The children of At-risk communities also communicate differently. They lack the benefits of social graces and etiquette. Fortunately, there are children who are privileged not to have seen this side of life.
Let's do a comparison:
Children who are taught social graces and etiquette may greet you by saying, "Good morning, how are you?" A child coming up from an At-risk community might say "What's up?" and they are okay with this because this is what they hear daily.
Demonstrate by placing a cup and saucer combination in front of a child who has been taught social etiquette and he or she will be able to tell you the correct names of each item and their usage. Place the same cup and saucer in front of a child from an At-risk community and he or she may ask, "What is this for?" and label the saucer as a plate. This is because they have never used nor seen it used before.

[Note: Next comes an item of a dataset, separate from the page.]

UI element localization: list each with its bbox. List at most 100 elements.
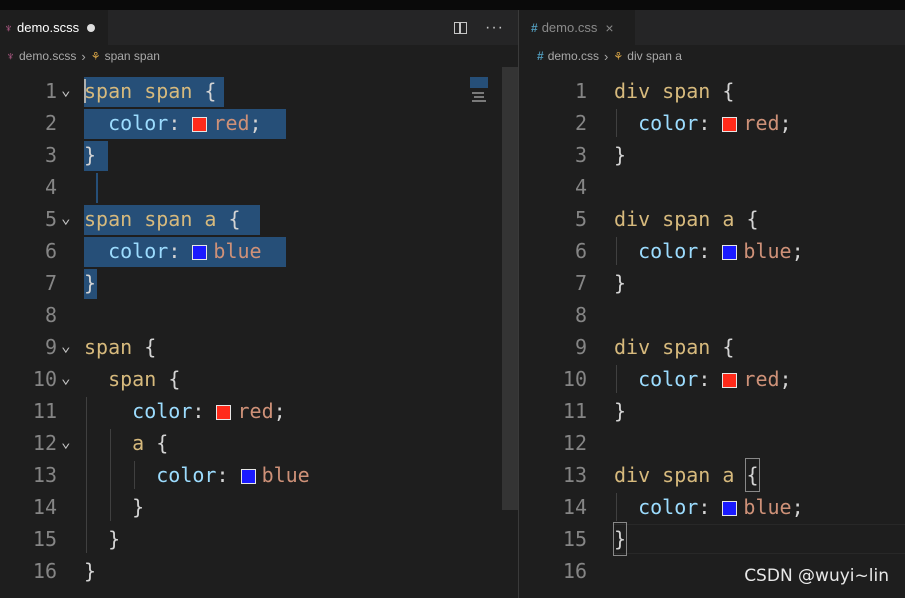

The children of At-risk communities learn their alphabets and numbers around the ages of three and four, but learn to appreciate music around the age of nine months; simply because they live this daily. While they are learning to appreciate Rap and Hip Hop, the children of higher social standards are learning to appreciate Beethoven and Mozart. Social graces and etiquette should be a pre- requisite for elementary education. Social graces and etiquette empowers children to know how to behave properly in society. It demonstrates a level of respect, not only for others but for themselves. The children also learn to be considerate of others. It helps them understand that others have feelings. They learn how to greet and be gracious using words like, please, thank you and excuse me.
Social graces and etiquette enhance their desire to learn and feel better about themselves. Unless these children of At-risk communities have parents who practice social graces and etiquette or a teacher who is instilling these valuable lessons in them, they will never understand, know of, or experience this valued knowledge. This would be a major injustice to them as well as to society.

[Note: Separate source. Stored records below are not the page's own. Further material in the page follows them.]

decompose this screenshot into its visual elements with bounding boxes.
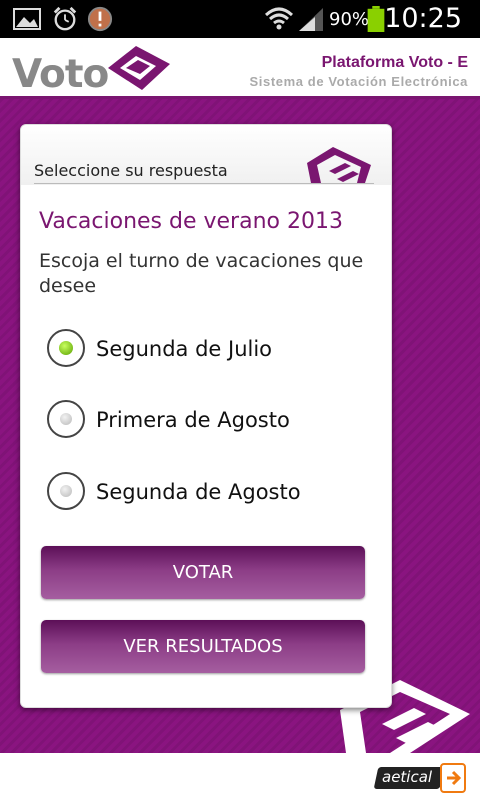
- logo-mark-icon: [108, 46, 170, 90]
- footer: aetical: [0, 753, 480, 800]
- option-label: Primera de Agosto: [96, 408, 290, 432]
- radio-dot: [60, 413, 72, 425]
- question-card: Seleccione su respuesta Vacaciones de ve…: [20, 124, 392, 708]
- card-divider: [34, 183, 374, 184]
- app-header: Voto Plataforma Voto - E Sistema de Vota…: [0, 38, 480, 99]
- card-label: Seleccione su respuesta: [34, 161, 228, 180]
- card-logo-icon: [307, 147, 371, 183]
- battery-icon: [367, 6, 385, 32]
- radio-selected-dot: [59, 341, 73, 355]
- aetical-brand-text: aetical: [382, 768, 433, 786]
- clock: 10:25: [384, 3, 462, 34]
- wifi-icon: [264, 7, 294, 30]
- option-label: Segunda de Agosto: [96, 480, 301, 504]
- radio-button[interactable]: [47, 400, 85, 438]
- status-bar: 90% 10:25: [0, 0, 480, 38]
- arrow-right-icon: [440, 763, 466, 793]
- vote-button[interactable]: VOTAR: [41, 546, 365, 599]
- aetical-logo: aetical: [373, 763, 466, 793]
- radio-button[interactable]: [47, 472, 85, 510]
- radio-dot: [60, 485, 72, 497]
- image-icon: [13, 8, 41, 30]
- option-segunda-agosto[interactable]: Segunda de Agosto: [47, 472, 367, 516]
- logo-text: Voto: [12, 52, 109, 97]
- radio-button[interactable]: [47, 329, 85, 367]
- alarm-icon: [53, 6, 77, 31]
- question-title: Vacaciones de verano 2013: [39, 209, 343, 234]
- signal-icon: [299, 8, 323, 31]
- header-title: Plataforma Voto - E: [321, 54, 468, 71]
- option-primera-agosto[interactable]: Primera de Agosto: [47, 400, 367, 444]
- question-text: Escoja el turno de vacaciones que desee: [39, 250, 364, 297]
- option-segunda-julio[interactable]: Segunda de Julio: [47, 329, 367, 373]
- view-results-button[interactable]: VER RESULTADOS: [41, 620, 365, 673]
- warning-icon: [87, 6, 113, 32]
- option-label: Segunda de Julio: [96, 337, 273, 361]
- header-subtitle: Sistema de Votación Electrónica: [249, 74, 468, 89]
- battery-percent: 90%: [329, 9, 370, 30]
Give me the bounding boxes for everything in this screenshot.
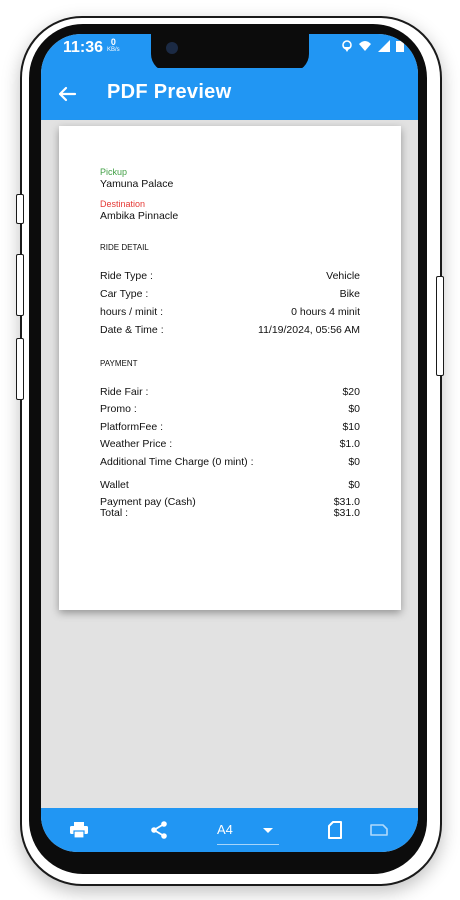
- wifi-icon: [359, 41, 371, 51]
- pdf-preview-area[interactable]: Pickup Yamuna Palace Destination Ambika …: [41, 120, 418, 808]
- power-button: [436, 276, 444, 376]
- row-label: Total :: [100, 507, 129, 519]
- row-value: $0: [348, 456, 360, 468]
- total-row: Total : $31.0: [100, 508, 360, 519]
- portrait-page-icon[interactable]: [325, 820, 345, 840]
- destination-value: Ambika Pinnacle: [100, 210, 179, 222]
- mute-switch: [16, 194, 24, 224]
- ride-detail-row: Date & Time : 11/19/2024, 05:56 AM: [100, 324, 360, 336]
- row-value: $0: [348, 479, 360, 491]
- page-size-underline: [217, 844, 279, 845]
- row-value: $31.0: [333, 507, 360, 519]
- location-icon: [342, 40, 352, 52]
- row-label: Ride Type :: [100, 270, 153, 282]
- payment-row: PlatformFee : $10: [100, 421, 360, 433]
- ride-detail-row: hours / minit : 0 hours 4 minit: [100, 306, 360, 318]
- net-speed-value: 0: [110, 37, 116, 47]
- wallet-row: Wallet $0: [100, 479, 360, 491]
- print-icon[interactable]: [69, 820, 89, 840]
- row-value: $10: [342, 421, 360, 433]
- status-icons: [342, 40, 404, 52]
- network-speed: 0 KB/s: [107, 38, 120, 54]
- chevron-down-icon[interactable]: [263, 828, 273, 833]
- row-label: Ride Fair :: [100, 386, 149, 398]
- volume-up-button: [16, 254, 24, 316]
- row-label: Car Type :: [100, 288, 149, 300]
- payment-row: Promo : $0: [100, 403, 360, 415]
- payment-heading: PAYMENT: [100, 359, 138, 368]
- row-label: hours / minit :: [100, 306, 164, 318]
- arrow-left-icon[interactable]: [57, 84, 77, 104]
- front-camera: [166, 42, 178, 54]
- row-label: Promo :: [100, 403, 137, 415]
- row-label: Date & Time :: [100, 324, 164, 336]
- ride-detail-row: Ride Type : Vehicle: [100, 270, 360, 282]
- pickup-value: Yamuna Palace: [100, 178, 174, 190]
- row-label: PlatformFee :: [100, 421, 164, 433]
- battery-icon: [396, 41, 404, 52]
- row-label: Additional Time Charge (0 mint) :: [100, 456, 254, 468]
- pickup-label: Pickup: [100, 167, 128, 177]
- ride-detail-heading: RIDE DETAIL: [100, 243, 149, 252]
- row-label: Weather Price :: [100, 438, 173, 450]
- destination-label: Destination: [100, 199, 146, 209]
- landscape-page-icon[interactable]: [369, 820, 389, 840]
- ride-detail-row: Car Type : Bike: [100, 288, 360, 300]
- pdf-page: Pickup Yamuna Palace Destination Ambika …: [59, 126, 401, 610]
- net-speed-unit: KB/s: [107, 47, 120, 53]
- signal-icon: [378, 40, 390, 52]
- row-value: $0: [348, 403, 360, 415]
- payment-row: Additional Time Charge (0 mint) : $0: [100, 456, 360, 468]
- share-icon[interactable]: [149, 820, 169, 840]
- volume-down-button: [16, 338, 24, 400]
- row-value: Vehicle: [326, 270, 360, 282]
- row-value: 11/19/2024, 05:56 AM: [258, 324, 360, 336]
- row-value: $1.0: [339, 438, 360, 450]
- payment-row: Weather Price : $1.0: [100, 438, 360, 450]
- row-value: $20: [342, 386, 360, 398]
- payment-row: Ride Fair : $20: [100, 386, 360, 398]
- payment-pay-row: Payment pay (Cash) $31.0: [100, 497, 360, 508]
- row-value: 0 hours 4 minit: [291, 306, 360, 318]
- status-time: 11:36: [63, 39, 104, 56]
- screen: 11:36 0 KB/s PDF Preview Pickup Yamuna P…: [41, 34, 418, 852]
- row-label: Wallet: [100, 479, 129, 491]
- page-title: PDF Preview: [107, 81, 232, 103]
- row-value: Bike: [339, 288, 360, 300]
- app-bar: PDF Preview: [41, 68, 418, 120]
- bottom-toolbar: A4: [41, 808, 418, 852]
- page-size-select[interactable]: A4: [217, 822, 233, 837]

I personally know environment and economics play an enormous part in the lives of At-risk children in how they live and learn. I must say experience is the best teacher. I have lived in At-risk communities all my life and have taught children of At-risk communities for thirty-two years. There is one thing I have learned and experienced in those thirty-two years of teaching- What you give to them, they will give back.
Education is more than just the ABC's of learning or reading, writing and arithmetic, it is knowing who you are teaching and exemplifying knowledge to those you serve.